Silver City is a nice little town, great scene 'down town'. The Toad and Tranquil Buzz (off the main drag, on Yankee St) are two of my favorite spots. If you end up there for a while, April has the Tour of the Gila (an intl bicycle race) and the blues festival later in the summer. Glenwood is about 60 miles from SC, and has hot springs, great camping and hiking and some neat very small town vibes.

My home is in Gila... not much to see there, but there is a great place called Box Canyon... very open and usually secluded during the week. The Gila River (you crossed a couple times in AZ, i'm sure) runs nice and calm through the area (though run off may have changed that!). Closer to Silver City is the Dragonfly trail, near Ft. Bayard Historical park. The campus of WNMU has some great sporting events, a couple small museums and a theatre (movies and plays are put on regularly during the school year). My alma mater, go Mustangs!

The area is saturated with police types, we have too many departments in the area. City, county, state, border, federal agencies and the campus police. They can be a bit assholish to out-of-towners, as a large part of their budget comes from tickets. Follow those speed limits, especially in town, and you should be fine.
 

Ashton

Newbie
Oh, and I wouldn't be a good host if I didn't mention the small colorful (mostly red) trailer on the highway side of the downtown bridge.
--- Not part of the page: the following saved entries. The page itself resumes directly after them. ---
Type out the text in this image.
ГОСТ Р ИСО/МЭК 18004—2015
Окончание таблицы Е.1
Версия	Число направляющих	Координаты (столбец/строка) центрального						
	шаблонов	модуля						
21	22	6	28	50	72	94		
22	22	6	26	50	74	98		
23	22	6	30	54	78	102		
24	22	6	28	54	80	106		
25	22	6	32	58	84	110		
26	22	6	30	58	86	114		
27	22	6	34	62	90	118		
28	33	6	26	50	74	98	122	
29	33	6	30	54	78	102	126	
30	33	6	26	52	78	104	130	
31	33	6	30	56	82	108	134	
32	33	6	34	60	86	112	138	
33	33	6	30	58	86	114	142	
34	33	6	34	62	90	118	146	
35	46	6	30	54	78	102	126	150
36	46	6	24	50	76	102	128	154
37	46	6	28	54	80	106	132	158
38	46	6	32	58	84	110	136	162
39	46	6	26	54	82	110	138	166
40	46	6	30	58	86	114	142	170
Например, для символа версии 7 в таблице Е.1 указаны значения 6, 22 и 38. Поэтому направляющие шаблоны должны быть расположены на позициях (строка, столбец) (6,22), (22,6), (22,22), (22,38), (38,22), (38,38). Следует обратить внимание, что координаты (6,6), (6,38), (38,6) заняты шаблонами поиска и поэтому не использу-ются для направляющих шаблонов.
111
It serves some of the best mexican food in town (and in the area), ran by two wonderful abulitas (grandmothers). I go there every time I'm home. The torta lingua is amazing.

There is also a dog park up 12th street, just below the college. Don't know if your roo's like that sort of thing, but it's there and a nice space to let them run free. Also, you would be well served to go check out Pinos Altos and it's history (as well as the Buckhorn Saloon). Some great gold rush (and earlier) historical sites and buildings up there.

The pink church, as locals call it (St. Vincent Parish) on Market St is an awesome piece of architecture, and is easily walkable from downtown and the museums around there. It also happens to be right around the corner from the first house I ever occupied in Silver City, and another apartment I lived in for a time.
 

Ashton

Newbie
Oh, and last but not least... if you end up in Gila, NM (just down the road) look for Airport Mesa Rd. There is a great boondocking spot at the top of the mesa that looks northwest... great for sunsets and general views. Also, sits right above the valley where my house is. We don't mind people there a couple days at a time and if you can deal with the open grazing land around you, it's a pretty awesome place to be.